Every venue has a personality all its own; some call it ambiance. The Parthasarathy Sabha, at Bheemasena Garden Road in Mylapore gives you a feeling you’ve gatecrashed someone’s wedding. This hall is replete with shamiana at the entrance, rows of closely packed plastic chairs with cushions tied down and very bright lighting. The Krishna Gana Sabha, with its cane armchairs, would transport you to the ‘thinnai’ of your grandparents’ place. The chairs are surprisingly comfortable to sit on, but manoeuvring yourself between rows isn’t a friendly prospect, if you’re wearing a dhoti or sari. Lighting is subtle, even on stage.
The Music Academy and Narada Gana Sabha are typical auditoria, with some improvements. The former venue has bright lights on the ceiling, and illuminated blue steps on the floor to help people navigate, through wide aisles and into comfortable seats with ample leg space. You can see a lot of surface and it’s all clean. Oh, there they are the artists; they’re taking their place on stage.
There was a time, not long ago, when the artist, the monarch of the event, held sway with little but a raised platform and a sonorous voice. There's more to reel in the rasika today.
Stage décor is minimalist at The Music Academy as well at the Krishna Gana Sabha. A simple banner and three door-like props on either side add to the aesthetic value of the stage. With this setup, it would be a bit of a squeeze if a few more artists joined in. The Parthasarathy Sabha is ornate, if not too orderly. Banners convey the antiquity of the sabha in profusion.

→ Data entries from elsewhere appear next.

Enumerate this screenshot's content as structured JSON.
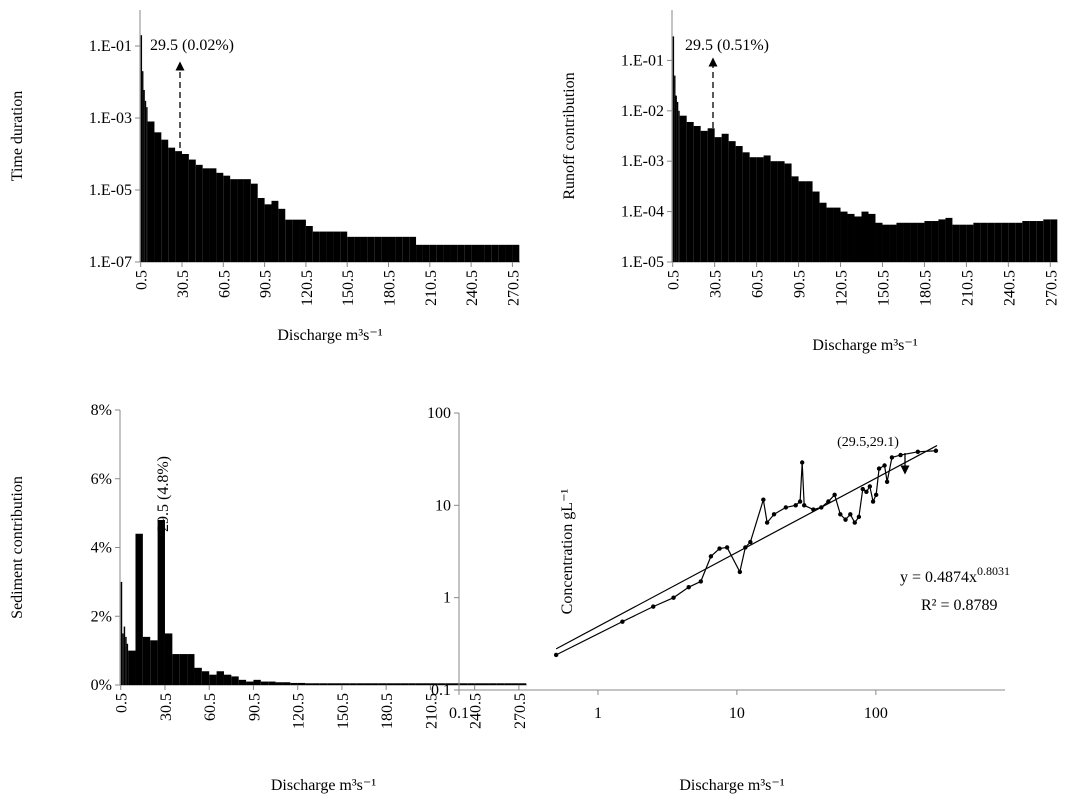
{
  "chart_data": [
    {
      "type": "histogram",
      "y_label": "Time duration",
      "x_label": "Discharge m³s⁻¹",
      "annotation": "29.5 (0.02%)",
      "log_y": true,
      "color": "#000000",
      "bins": [
        0.5,
        1.5,
        2.5,
        3.5,
        4.5,
        5.5,
        10.5,
        15.5,
        20.5,
        25.5,
        30.5,
        35.5,
        40.5,
        45.5,
        50.5,
        55.5,
        60.5,
        65.5,
        70.5,
        75.5,
        80.5,
        85.5,
        90.5,
        95.5,
        100.5,
        105.5,
        110.5,
        115.5,
        120.5,
        125.5,
        130.5,
        135.5,
        140.5,
        145.5,
        150.5,
        155.5,
        160.5,
        165.5,
        170.5,
        175.5,
        180.5,
        185.5,
        190.5,
        195.5,
        200.5,
        205.5,
        210.5,
        215.5,
        220.5,
        225.5,
        230.5,
        235.5,
        240.5,
        245.5,
        250.5,
        255.5,
        260.5,
        265.5,
        270.5,
        275.5
      ],
      "values": [
        0.2,
        0.02,
        0.006,
        0.003,
        0.002,
        0.0008,
        0.0004,
        0.00025,
        0.00015,
        0.00012,
        0.0001,
        7e-05,
        5e-05,
        4e-05,
        4e-05,
        3e-05,
        2.5e-05,
        2e-05,
        2e-05,
        2e-05,
        1.5e-05,
        6e-06,
        4e-06,
        5e-06,
        3e-06,
        1.5e-06,
        1.5e-06,
        1.5e-06,
        1e-06,
        7e-07,
        7e-07,
        7e-07,
        7e-07,
        7e-07,
        5e-07,
        5e-07,
        5e-07,
        5e-07,
        5e-07,
        5e-07,
        5e-07,
        5e-07,
        5e-07,
        5e-07,
        3e-07,
        3e-07,
        3e-07,
        3e-07,
        3e-07,
        3e-07,
        3e-07,
        3e-07,
        3e-07,
        3e-07,
        3e-07,
        3e-07,
        3e-07,
        3e-07,
        3e-07
      ],
      "xlim": [
        0,
        276
      ],
      "xticks": [
        0.5,
        30.5,
        60.5,
        90.5,
        120.5,
        150.5,
        180.5,
        210.5,
        240.5,
        270.5
      ],
      "ylim": [
        1e-07,
        1
      ],
      "yticks": [
        {
          "value": 1e-07,
          "label": "1.E-07"
        },
        {
          "value": 1e-05,
          "label": "1.E-05"
        },
        {
          "value": 0.001,
          "label": "1.E-03"
        },
        {
          "value": 0.1,
          "label": "1.E-01"
        }
      ]
    },
    {
      "type": "histogram",
      "y_label": "Runoff contribution",
      "x_label": "Discharge m³s⁻¹",
      "annotation": "29.5 (0.51%)",
      "log_y": true,
      "color": "#000000",
      "bins": [
        0.5,
        1.5,
        2.5,
        3.5,
        4.5,
        5.5,
        10.5,
        15.5,
        20.5,
        25.5,
        30.5,
        35.5,
        40.5,
        45.5,
        50.5,
        55.5,
        60.5,
        65.5,
        70.5,
        75.5,
        80.5,
        85.5,
        90.5,
        95.5,
        100.5,
        105.5,
        110.5,
        115.5,
        120.5,
        125.5,
        130.5,
        135.5,
        140.5,
        145.5,
        150.5,
        155.5,
        160.5,
        165.5,
        170.5,
        175.5,
        180.5,
        185.5,
        190.5,
        195.5,
        200.5,
        205.5,
        210.5,
        215.5,
        220.5,
        225.5,
        230.5,
        235.5,
        240.5,
        245.5,
        250.5,
        255.5,
        260.5,
        265.5,
        270.5,
        275.5
      ],
      "values": [
        0.3,
        0.05,
        0.02,
        0.015,
        0.01,
        0.008,
        0.006,
        0.005,
        0.004,
        0.0045,
        0.003,
        0.0035,
        0.0025,
        0.002,
        0.0015,
        0.0012,
        0.0012,
        0.0013,
        0.001,
        0.001,
        0.0009,
        0.0005,
        0.0004,
        0.0004,
        0.00025,
        0.00015,
        0.00012,
        0.00012,
        0.0001,
        9e-05,
        8e-05,
        0.0001,
        9e-05,
        6e-05,
        5.5e-05,
        5.5e-05,
        6e-05,
        6e-05,
        6e-05,
        6e-05,
        6.5e-05,
        6.5e-05,
        7e-05,
        7.5e-05,
        5.5e-05,
        5.5e-05,
        5.5e-05,
        6e-05,
        6e-05,
        6e-05,
        6e-05,
        6e-05,
        6e-05,
        6e-05,
        6.5e-05,
        6.5e-05,
        6.5e-05,
        7e-05,
        7e-05
      ],
      "xlim": [
        0,
        276
      ],
      "xticks": [
        0.5,
        30.5,
        60.5,
        90.5,
        120.5,
        150.5,
        180.5,
        210.5,
        240.5,
        270.5
      ],
      "ylim": [
        1e-05,
        1
      ],
      "yticks": [
        {
          "value": 1e-05,
          "label": "1.E-05"
        },
        {
          "value": 0.0001,
          "label": "1.E-04"
        },
        {
          "value": 0.001,
          "label": "1.E-03"
        },
        {
          "value": 0.01,
          "label": "1.E-02"
        },
        {
          "value": 0.1,
          "label": "1.E-01"
        }
      ]
    },
    {
      "type": "histogram",
      "y_label": "Sediment contribution",
      "x_label": "Discharge m³s⁻¹",
      "annotation": "29.5 (4.8%)",
      "log_y": false,
      "color": "#000000",
      "bins": [
        0.5,
        1.5,
        2.5,
        3.5,
        4.5,
        5.5,
        10.5,
        15.5,
        20.5,
        25.5,
        30.5,
        35.5,
        40.5,
        45.5,
        50.5,
        55.5,
        60.5,
        65.5,
        70.5,
        75.5,
        80.5,
        85.5,
        90.5,
        95.5,
        100.5,
        105.5,
        110.5,
        115.5,
        120.5,
        125.5,
        130.5,
        135.5,
        140.5,
        145.5,
        150.5,
        155.5,
        160.5,
        165.5,
        170.5,
        175.5,
        180.5,
        185.5,
        190.5,
        195.5,
        200.5,
        205.5,
        210.5,
        215.5,
        220.5,
        225.5,
        230.5,
        235.5,
        240.5,
        245.5,
        250.5,
        255.5,
        260.5,
        265.5,
        270.5,
        275.5
      ],
      "values": [
        3.0,
        1.5,
        1.7,
        1.4,
        1.2,
        1.0,
        4.4,
        1.4,
        1.3,
        4.8,
        1.5,
        0.9,
        0.9,
        0.9,
        0.5,
        0.4,
        0.3,
        0.4,
        0.3,
        0.25,
        0.15,
        0.1,
        0.15,
        0.1,
        0.1,
        0.08,
        0.08,
        0.06,
        0.06,
        0.05,
        0.05,
        0.05,
        0.05,
        0.05,
        0.05,
        0.05,
        0.05,
        0.05,
        0.05,
        0.05,
        0.05,
        0.05,
        0.05,
        0.05,
        0.05,
        0.05,
        0.05,
        0.05,
        0.05,
        0.05,
        0.05,
        0.05,
        0.05,
        0.05,
        0.05,
        0.05,
        0.05,
        0.05,
        0.05
      ],
      "xlim": [
        0,
        276
      ],
      "xticks": [
        0.5,
        30.5,
        60.5,
        90.5,
        120.5,
        150.5,
        180.5,
        210.5,
        240.5,
        270.5
      ],
      "ylim": [
        0,
        8
      ],
      "yticks": [
        {
          "value": 0,
          "label": "0%"
        },
        {
          "value": 2,
          "label": "2%"
        },
        {
          "value": 4,
          "label": "4%"
        },
        {
          "value": 6,
          "label": "6%"
        },
        {
          "value": 8,
          "label": "8%"
        }
      ]
    },
    {
      "type": "scatter",
      "y_label": "Concentration gL⁻¹",
      "x_label": "Discharge m³s⁻¹",
      "annotation": "(29.5,29.1)",
      "equation": {
        "base": "y = 0.4874x",
        "exponent": "0.8031"
      },
      "r_squared": "R² = 0.8789",
      "log_x": true,
      "log_y": true,
      "xlim": [
        0.1,
        850
      ],
      "xticks": [
        0.1,
        1,
        10,
        100
      ],
      "ylim": [
        0.1,
        100
      ],
      "yticks": [
        0.1,
        1,
        10,
        100
      ],
      "series": [
        {
          "color": "#000000",
          "markers": true,
          "x": [
            0.5,
            1.5,
            2.5,
            3.5,
            4.5,
            5.5,
            6.5,
            7.5,
            8.5,
            10.5,
            11.5,
            12.5,
            15.5,
            16.5,
            18.5,
            22.5,
            26.5,
            28.5,
            29.5,
            30.5,
            35.5,
            40.5,
            45.5,
            50.5,
            55.5,
            60.5,
            65.5,
            70.5,
            75.5,
            80.5,
            85.5,
            90.5,
            95.5,
            100.5,
            105.5,
            115.5,
            120.5,
            130.5,
            150.5,
            200.5,
            270.5
          ],
          "values": [
            0.24,
            0.55,
            0.8,
            1.0,
            1.3,
            1.5,
            2.8,
            3.4,
            3.5,
            1.9,
            3.5,
            4.0,
            11.5,
            6.5,
            8,
            9.5,
            10,
            11,
            29.1,
            10,
            9,
            9.5,
            11,
            13,
            8,
            7,
            8,
            6.5,
            7.5,
            15,
            14,
            16,
            11,
            13,
            25,
            27,
            18,
            33,
            35,
            38,
            39
          ]
        },
        {
          "color": "#000000",
          "markers": false,
          "x": [
            0.5,
            275.5
          ],
          "values": [
            0.279,
            44.4
          ]
        }
      ]
    }
  ]
}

Line of sight to the stage – check, mood – check, voice for ‘tsk tsk tsk’, ‘bhale’ and ‘aaha’ – clear. Let’s listen in.
Many a danger lurks in the world of acoustics. Volume too low or too high, static, and that high-pitch howl which can stab the kutcheri at any time, like a little spear into one ear and through the other. This is why sound engineers conduct a concert of their own in the background, to contain the noise and let the music alone flow. In spite of its retro setting, Krishna Gana Sabha has speakers placed conveniently above ground. This way, the volume carries well, without knocking the front row off their chairs. The sound quality passes muster, as Ranjani and Gayatri proved one fine evening. No instances of microphone howling at the Music Academy either.
For all its rich tradition, the Parthasarathy Sabha is subject to the limitations of a portable venue and consequently, settling in takes some time. In one 7.00 p.m. concert, Shashank the flautist kept asking the audience if the sound was too high or sharp and had repeated adjustments made to the master volume. However, during a particularly robust bit in his Shankarabharanam varnam set to ata talam, when artist and accompanists extracted extra rpm from their instruments, the front rows couldn’t help wincing.
The hours pass from right under your tapping feet. And your body gently but firmly calls for your attention, with a little rumble in your tummy, or with a sudden memory of purposeful walking and flowing water. To address the first issue, the sabha canteens have evolved in a way that has delighted sabha-goers. That deserves a spread of its own. The restroom facilities in most venues are not quite equipped for the ever-swelling numbers of the audience. It’s part of the blueprint in established auditoria, but generally, they seem to have been attached as a slightly embarrassing after thought. Perhaps the next edition of the festival will see to this aspect.
These little tweaks in the arrangements and amenities challenges popular belief that tradition is static and proves also that it evolves all the time. If it didn’t evolve, it wouldn’t last long enough to become tradition. The winter music festival has evolved constantly, and the rasika, recognised as the integral part of every sabha, is being gifted with more care and attention. Reward, perhaps, for his love of the arts which spans generations.